In Calgary, you can rent an e-scooter and ride it along any sidewalk, bike lane, and pathway. But if you buy an e-scooter, you can only take it along pathways. The city can ticket you if you ride on sidewalks or pathways.
“To be honest the rental market has ruined a lot of PR for us just because people rent them, they drive like maniacs on sidewalks and do whatever they want and of course it’s always the first headline of the newspapers,” said Christopher Rey with Apollo Scooters.
“But at the end of the day, electric scooters like ours are much safer and people driving them use them like bikes and electric bikes–with great respect.”
He says after Lime and Bird launched in Calgary, Apollo saw a spike in sales. Several other e-scooter companies have reported an increase in sales as well.
“I would say about 40 per cent of the increase is from customers who have thought about getting an electric scooter before but did not make the jump. COVID was a factor for them to finally make the purchase,” said Olivia Yau with Urban Machina in a statement.
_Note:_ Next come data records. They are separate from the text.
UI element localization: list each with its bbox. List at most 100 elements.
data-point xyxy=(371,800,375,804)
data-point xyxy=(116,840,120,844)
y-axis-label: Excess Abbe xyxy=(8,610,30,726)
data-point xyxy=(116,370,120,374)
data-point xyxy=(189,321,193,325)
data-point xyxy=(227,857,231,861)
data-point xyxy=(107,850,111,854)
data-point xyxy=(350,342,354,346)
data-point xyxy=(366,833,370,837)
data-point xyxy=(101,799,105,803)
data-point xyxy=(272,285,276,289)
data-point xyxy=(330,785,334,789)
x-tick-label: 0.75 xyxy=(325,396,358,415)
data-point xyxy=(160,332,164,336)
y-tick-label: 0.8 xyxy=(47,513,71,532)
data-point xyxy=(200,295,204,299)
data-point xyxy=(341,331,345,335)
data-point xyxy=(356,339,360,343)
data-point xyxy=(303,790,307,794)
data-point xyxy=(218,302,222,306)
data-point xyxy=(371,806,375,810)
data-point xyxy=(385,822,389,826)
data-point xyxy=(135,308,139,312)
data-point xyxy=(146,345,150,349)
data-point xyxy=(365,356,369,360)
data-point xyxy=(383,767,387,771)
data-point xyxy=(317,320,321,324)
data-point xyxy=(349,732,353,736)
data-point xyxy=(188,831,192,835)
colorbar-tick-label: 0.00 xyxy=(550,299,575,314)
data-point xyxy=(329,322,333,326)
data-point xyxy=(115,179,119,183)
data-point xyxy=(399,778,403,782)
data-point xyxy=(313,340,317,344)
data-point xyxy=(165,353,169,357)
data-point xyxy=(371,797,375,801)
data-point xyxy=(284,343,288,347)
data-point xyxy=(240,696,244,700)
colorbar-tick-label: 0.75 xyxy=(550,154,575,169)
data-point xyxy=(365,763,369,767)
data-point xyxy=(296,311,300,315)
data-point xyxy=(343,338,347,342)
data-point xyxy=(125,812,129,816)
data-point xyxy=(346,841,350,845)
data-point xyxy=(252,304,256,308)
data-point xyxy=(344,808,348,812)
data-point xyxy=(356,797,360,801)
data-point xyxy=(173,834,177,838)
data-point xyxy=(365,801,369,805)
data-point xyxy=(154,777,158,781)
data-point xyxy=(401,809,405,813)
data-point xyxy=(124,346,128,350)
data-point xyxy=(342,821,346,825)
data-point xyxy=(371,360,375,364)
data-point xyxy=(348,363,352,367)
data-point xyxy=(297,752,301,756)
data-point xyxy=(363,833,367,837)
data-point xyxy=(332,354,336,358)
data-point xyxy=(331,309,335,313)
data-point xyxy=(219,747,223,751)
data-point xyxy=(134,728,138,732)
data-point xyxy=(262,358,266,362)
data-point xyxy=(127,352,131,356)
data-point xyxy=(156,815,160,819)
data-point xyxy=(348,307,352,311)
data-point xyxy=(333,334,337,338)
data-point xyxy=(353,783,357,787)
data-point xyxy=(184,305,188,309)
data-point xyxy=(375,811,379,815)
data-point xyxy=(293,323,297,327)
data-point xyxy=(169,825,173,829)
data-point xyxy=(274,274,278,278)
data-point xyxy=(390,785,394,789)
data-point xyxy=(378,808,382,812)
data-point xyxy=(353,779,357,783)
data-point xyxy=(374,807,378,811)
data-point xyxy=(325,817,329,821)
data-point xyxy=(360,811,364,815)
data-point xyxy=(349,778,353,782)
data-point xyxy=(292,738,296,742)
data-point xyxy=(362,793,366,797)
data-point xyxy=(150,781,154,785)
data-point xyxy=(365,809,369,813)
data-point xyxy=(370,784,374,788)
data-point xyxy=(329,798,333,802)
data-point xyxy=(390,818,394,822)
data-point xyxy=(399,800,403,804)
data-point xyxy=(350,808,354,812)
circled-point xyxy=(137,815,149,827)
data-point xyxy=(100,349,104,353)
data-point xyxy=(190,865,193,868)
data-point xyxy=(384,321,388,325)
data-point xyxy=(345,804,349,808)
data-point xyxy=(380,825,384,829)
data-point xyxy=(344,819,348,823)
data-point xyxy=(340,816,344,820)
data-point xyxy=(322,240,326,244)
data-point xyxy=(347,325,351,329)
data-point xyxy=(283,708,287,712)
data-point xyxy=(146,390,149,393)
“Using e-scooters to avoid public transit is probably the biggest reason people (are) using e-scooters. Another reason is that as people are able to work from home, they drive a lot less. We have customers who had two insured vehicles in the family but have cut it down to one insured vehicle. They choose to use e-scooters for commutes that don’t require them to drive.”
GOTRAX Director of Marketing Jeff Lawrence echoes Yua, agreeing that COVID-19 and finding creative ways of commuting are driving sales. He also says isolation boredom could be motivators for those looking to buy an e-scooter.
Yau says that people, in general, are more careful when riding an e-scooter they own compared to when riding a rental–so cities with different legislation for privately-owned scooters and shared rental scooters need to reconsider the restrictions that impact private owners.
“There is less chance of riders being reckless on a scooter they own. There are reports of people parking the rental scooters in the middle of sidewalk causing hazards, throwing scooters in water, or letting them pile up. You don’t do that to a scooter you own.”